Learning to be

Achieving sustained excellence in business.
Published in : Entrepreneurmag.co.za, August 2011
The Faculty of Management at the University of Johannesburg (UJ) defines its footprint in terms of the development of sought-after organisational leaders creating legacies. “We partner with entrepreneurs and corporates alike in continuously updating and improving our teaching and learning content and processes,” explains Professor Daneel van Lill, executive dean: Faculty of Management, UJ. “In preparing our 10 300 students to be future-fit, academic leaders cover the fields of entrepreneurship, marketing and people management, knowledge management, information technology, as well as transport and supply chain management. All of our full-time qualifications include business management modules focused on achieving sustained excellence in businesses. These qualifications vary from three-year undergraduate degrees to honours, masters and doctoral programmes with an applied research focus. In addition, our faculty addresses the demand for supervisory to executive development through our range of 67 accredited short learning programmes.”
The local business landscape
According to Prof Van Lill, UJ’s Faculty of Management focuses on growing great graduates equipped with a set of leadership and managerial skills required to cope and excel in a changing, highly competitive global business environment. “Our learning philosophy — ‘Learning to be’ — is interpreted as the ability to grow socially responsible business through innovation, well planned and executed service levels and an acute awareness of sustainability,” he says. “Bottom-line, we are positioning the faculty as an organisation where futurefit organisational leaders are forged through partnerships.”
Since the faculty maintains a high standard,Prof Van Lill recommends its programmes to individuals who understand that nothing worthwhile comes without dedicated effort and serious commitment. “Our undergraduate programmes are designed to facilitate baseline career skills. Our postgraduate programmes focus on developing the advanced skills required to identify, analyse and solve business problems at the macro level. Our short learning programmes provide for shorter termed solutions and are normally presented in collaboration within organisations based on their internal development needs.”
Up-skilling is vital
The shelf life of knowledge has declined substantially over the last 15 years. “The way our faculty teaches and facilitates learning has evolved to ensure that the right person assimilates the right information at the right time.This means that our students are taught to ask the right questions at the right time; how to access the information required to answer those questions; and finally, how to extract lasting value from learning experiences.

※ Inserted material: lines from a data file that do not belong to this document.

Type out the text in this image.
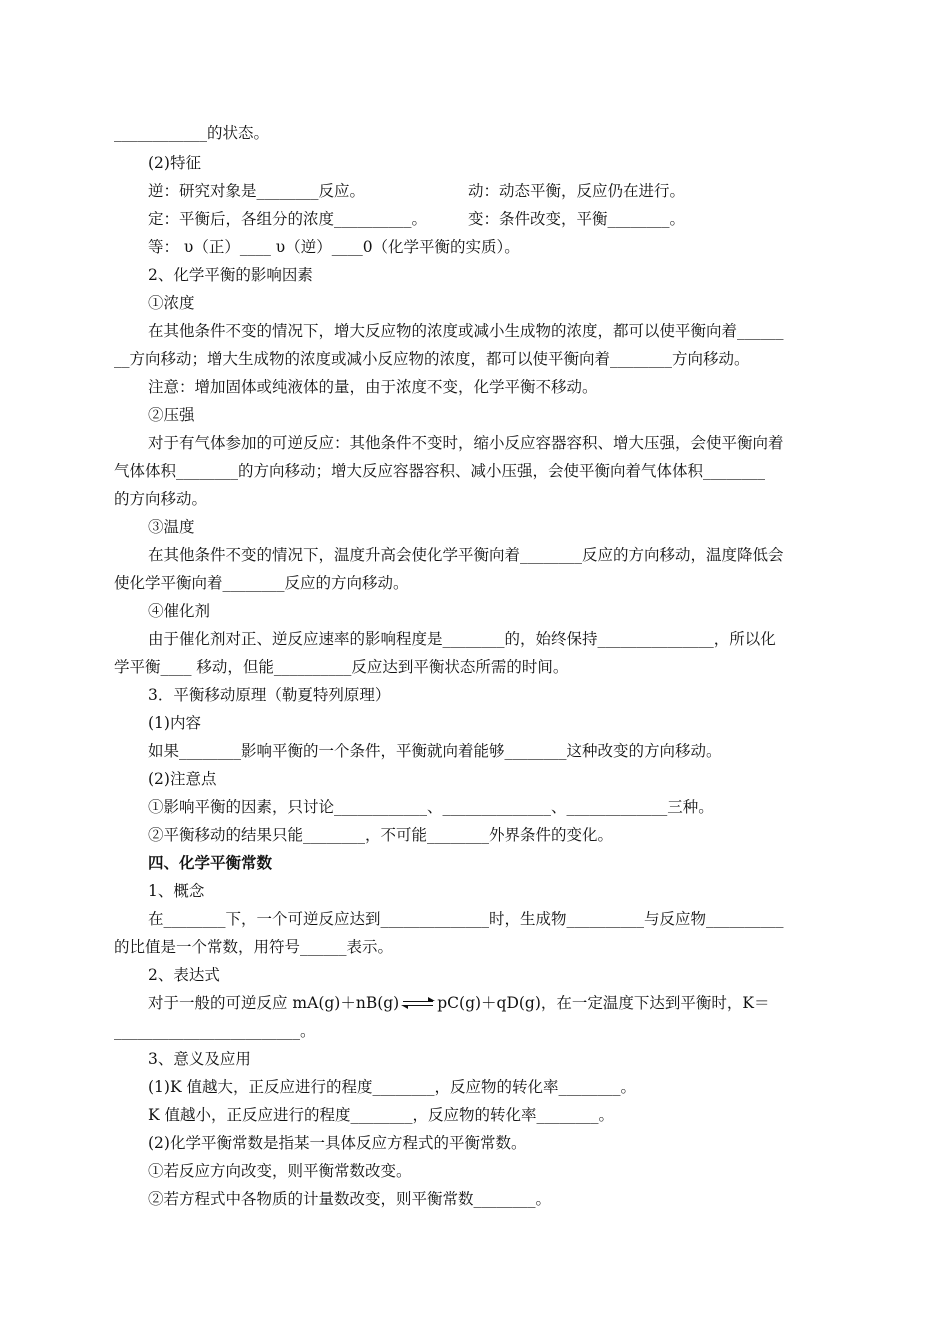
____________的状态。
(2)特征
逆：研究对象是________反应。	动：动态平衡，反应仍在进行。
定：平衡后，各组分的浓度__________。	变：条件改变，平衡________。
等： υ（正）____ υ（逆）____0（化学平衡的实质）。
2、化学平衡的影响因素
①浓度
在其他条件不变的情况下，增大反应物的浓度或减小生成物的浓度，都可以使平衡向着______
__方向移动；增大生成物的浓度或减小反应物的浓度，都可以使平衡向着________方向移动。
注意：增加固体或纯液体的量，由于浓度不变，化学平衡不移动。
②压强
对于有气体参加的可逆反应：其他条件不变时，缩小反应容器容积、增大压强，会使平衡向着
气体体积________的方向移动；增大反应容器容积、减小压强，会使平衡向着气体体积________
的方向移动。
③温度
在其他条件不变的情况下，温度升高会使化学平衡向着________反应的方向移动，温度降低会
使化学平衡向着________反应的方向移动。
④催化剂
由于催化剂对正、逆反应速率的影响程度是________的，始终保持_______________，所以化
学平衡____ 移动，但能__________反应达到平衡状态所需的时间。
3．平衡移动原理（勒夏特列原理）
(1)内容
如果________影响平衡的一个条件，平衡就向着能够________这种改变的方向移动。
(2)注意点
①影响平衡的因素，只讨论____________、______________、_____________三种。
②平衡移动的结果只能________，不可能________外界条件的变化。
四、化学平衡常数
1、概念
在________下，一个可逆反应达到______________时，生成物__________与反应物__________
的比值是一个常数，用符号______表示。
2、表达式
对于一般的可逆反应 mA(g)＋nB(g) pC(g)＋qD(g)，在一定温度下达到平衡时，K＝
________________________。
3、意义及应用
(1)K 值越大，正反应进行的程度________，反应物的转化率________。
K 值越小，正反应进行的程度________，反应物的转化率________。
(2)化学平衡常数是指某一具体反应方程式的平衡常数。
①若反应方向改变，则平衡常数改变。
②若方程式中各物质的计量数改变，则平衡常数________。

All of these elements support our faculty’s idea of being future-fit,” says Prof Van Lill.
There is a competency set of five skills taught at UJ’s Faculty of Management. The first is being skilled in the ability to identify an important goal and to apply basic leadership and managerial skills, a healthy dose of perseverance and lots of energy to achieve high levels of performance.

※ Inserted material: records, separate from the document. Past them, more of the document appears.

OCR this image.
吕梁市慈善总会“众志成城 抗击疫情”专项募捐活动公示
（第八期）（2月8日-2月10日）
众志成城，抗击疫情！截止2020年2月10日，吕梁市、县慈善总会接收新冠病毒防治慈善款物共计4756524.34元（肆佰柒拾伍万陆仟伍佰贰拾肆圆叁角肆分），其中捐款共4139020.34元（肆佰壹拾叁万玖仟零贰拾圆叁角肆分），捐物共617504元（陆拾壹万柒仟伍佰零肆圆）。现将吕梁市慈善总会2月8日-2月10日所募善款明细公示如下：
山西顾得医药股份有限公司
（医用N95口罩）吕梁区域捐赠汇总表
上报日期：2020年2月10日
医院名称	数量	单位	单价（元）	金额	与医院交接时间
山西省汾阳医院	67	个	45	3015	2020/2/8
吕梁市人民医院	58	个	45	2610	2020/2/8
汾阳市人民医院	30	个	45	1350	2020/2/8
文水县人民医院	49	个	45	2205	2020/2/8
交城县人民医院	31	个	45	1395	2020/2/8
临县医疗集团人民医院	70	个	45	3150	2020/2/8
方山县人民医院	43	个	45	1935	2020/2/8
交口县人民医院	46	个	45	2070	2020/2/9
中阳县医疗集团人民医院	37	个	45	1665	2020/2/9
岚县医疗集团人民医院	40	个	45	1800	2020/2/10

The second is being skilled in mastering your own emotions and to cope with stress in a way that instils confidence and enhances group performance.
Thirdly, you need to know how to inspire others by setting an example through your own standards and by helping others reach higher levels of performance though trust, delegation, participation and coaching. Fourthly, you need to be skilled in demonstrating creativity in developing products and services that lead to bottom-line success. This ability includes seeing all of the forces, events, entities and people involved in the situation at hand.

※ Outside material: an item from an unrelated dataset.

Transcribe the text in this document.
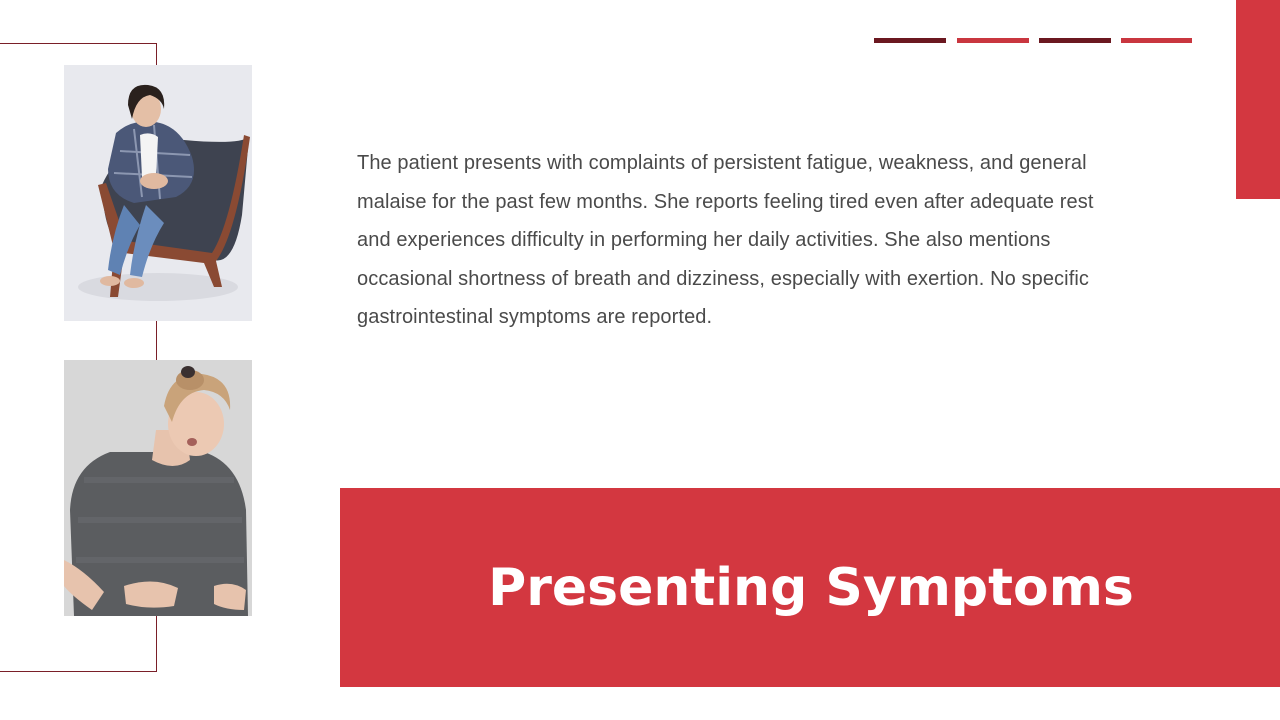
The patient presents with complaints of persistent fatigue, weakness, and general malaise for the past few months. She reports feeling tired even after adequate rest and experiences difficulty in performing her daily activities. She also mentions occasional shortness of breath and dizziness, especially with exertion. No specific gastrointestinal symptoms are reported.

Presenting Symptoms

Finally,learning to be a systems thinker helps to increase overall learning and performance by designing, implementing and connecting processes and sorting through ambiguity in putting ideas into action.
Choosing higher learning
“Studying at UJ’s Faculty of Management means that you have partnered with us to attain future-fit leadership. In essence, our graduates have been empowered and enabled to make a living and to understand that the meaning of life is also found in solving complex problems and being of value to others,”says Prof Van Lill. “The benefits of partnering with us are that we provide students with a reputable learning environment. In return we expect our students to study with determination so that their loved ones, government and industry at large would consider them as great graduates. We also expect our students to participate in the opportunities the faculty provides to be immediately employed after graduation and to help to create jobs for future generations,” he concludes.